My father helped me out in those difficult beginnings by buying me a 35 mm Miranda camera with normal 50 mm lens. I was with it for some time until I traveled to Buenos Aires to buy my first Nikon FM, a love at first sight that gave place to a fidelity to the brand that continues to these days.
Did you take photography seriously since the beginning?
Of course I did. It was all about achieving dominance of an communications art. That would perhaps give reason to my life in the future. I was always passionate and I give it all when something I find something internally fulfilling, I know no other way to live. I remember that during my first laboratory classes in black and white, my professor would say: "You will never get to be a photographer, you are clumsy in your work". He was right, but these comments only encouraged me to improve and pay more attention to the processes.
What memories does your first job bring you?
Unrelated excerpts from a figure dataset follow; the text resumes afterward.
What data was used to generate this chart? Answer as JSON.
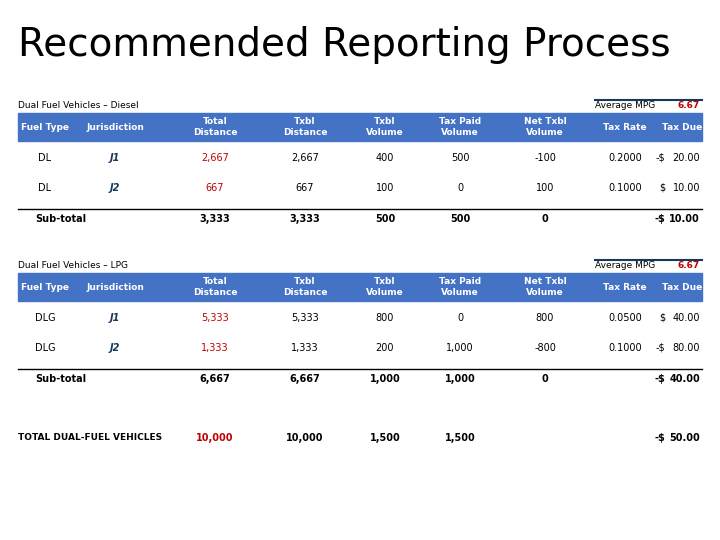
{
  "title": "Recommended Reporting Process",
  "title_fontsize": 28,
  "bg_color": "#ffffff",
  "section1_label": "Dual Fuel Vehicles – Diesel",
  "section2_label": "Dual Fuel Vehicles – LPG",
  "total_label": "TOTAL DUAL-FUEL VEHICLES",
  "avg_mpg_label": "Average MPG",
  "avg_mpg_value": "6.67",
  "avg_mpg_color": "#c00000",
  "header_bg": "#4472c4",
  "header_text_color": "#ffffff",
  "header_cols": [
    "Fuel Type",
    "Jurisdiction",
    "Total\nDistance",
    "Txbl\nDistance",
    "Txbl\nVolume",
    "Tax Paid\nVolume",
    "Net Txbl\nVolume",
    "Tax Rate",
    "Tax Due"
  ],
  "section1_rows": [
    {
      "fuel": "DL",
      "jur": "J1",
      "tot_dist": "2,667",
      "txbl_dist": "2,667",
      "txbl_vol": "400",
      "tax_paid": "500",
      "net_txbl": "-100",
      "tax_rate": "0.2000",
      "sign": "-$",
      "tax_due": "20.00",
      "tot_dist_color": "#c00000",
      "jur_color": "#17375e"
    },
    {
      "fuel": "DL",
      "jur": "J2",
      "tot_dist": "667",
      "txbl_dist": "667",
      "txbl_vol": "100",
      "tax_paid": "0",
      "net_txbl": "100",
      "tax_rate": "0.1000",
      "sign": "$",
      "tax_due": "10.00",
      "tot_dist_color": "#c00000",
      "jur_color": "#17375e"
    }
  ],
  "section1_subtotal": {
    "label": "Sub-total",
    "tot_dist": "3,333",
    "txbl_dist": "3,333",
    "txbl_vol": "500",
    "tax_paid": "500",
    "net_txbl": "0",
    "sign": "-$",
    "tax_due": "10.00"
  },
  "section2_rows": [
    {
      "fuel": "DLG",
      "jur": "J1",
      "tot_dist": "5,333",
      "txbl_dist": "5,333",
      "txbl_vol": "800",
      "tax_paid": "0",
      "net_txbl": "800",
      "tax_rate": "0.0500",
      "sign": "$",
      "tax_due": "40.00",
      "tot_dist_color": "#c00000",
      "jur_color": "#17375e"
    },
    {
      "fuel": "DLG",
      "jur": "J2",
      "tot_dist": "1,333",
      "txbl_dist": "1,333",
      "txbl_vol": "200",
      "tax_paid": "1,000",
      "net_txbl": "-800",
      "tax_rate": "0.1000",
      "sign": "-$",
      "tax_due": "80.00",
      "tot_dist_color": "#c00000",
      "jur_color": "#17375e"
    }
  ],
  "section2_subtotal": {
    "label": "Sub-total",
    "tot_dist": "6,667",
    "txbl_dist": "6,667",
    "txbl_vol": "1,000",
    "tax_paid": "1,000",
    "net_txbl": "0",
    "sign": "-$",
    "tax_due": "40.00"
  },
  "total_row": {
    "tot_dist": "10,000",
    "txbl_dist": "10,000",
    "txbl_vol": "1,500",
    "tax_paid": "1,500",
    "sign": "-$",
    "tax_due": "50.00",
    "tot_dist_color": "#c00000"
  }
}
The best ones. The newspaper "puntal" was founded in Rio Cuarto, the first one with the new offset printing system. We were four people working in the photography section, all of us were university classmates and the atmosphere was that of great comradeship. During the six months the job lasted, I learned to manage black and white and laboratory processes, and I acquired an idea of life as a photo reporter. To be honest, going after the news was not really my thing and, in part for that reason, I decided afterwards to emigrate to Mexico in search of new horizons and a lifestyle that is more for me.
Why not stay in Argentina and try the capital city? Or... did the military regime had anything to do with your decision?
I admit Buenos Aires is a very interesting city and back then it was fascinating to walk along its vertiginous streets. But my search was bigger then that. I was 21 and I needed to know my own limits. That is more easily achieved by living in a different culture, like the Mexican culture. I had other two reasons to choose this country: the language and its closeness to the USA, an idea that is always attractive to a young person with desire to experiment.
The presence of militarists in the government did not at all influence my decision to emigrate, although I must admit that the atmosphere was a bit suffocating.
My return to Argentina for two years (1983-1985) did not make me forget the recent Mexican phase, which filled me with nostalgia. That is why I had to come back to complete my experience in Mexico, and I have not left the country since.
What did Mexico offer that trapped you?
Any foreign, sensitive photographer perceives this country as an infinite universe of images. It is never enough what you have time to accomplish here. Taking a camera out to the streets is like opening a new album so that unusual images rush, rich in shape and content. My first contact with the city exalted my fantasy: Its size and the possibilities I intuited made easy my first Mexican phase, which lasted for more than a year (1982-1983).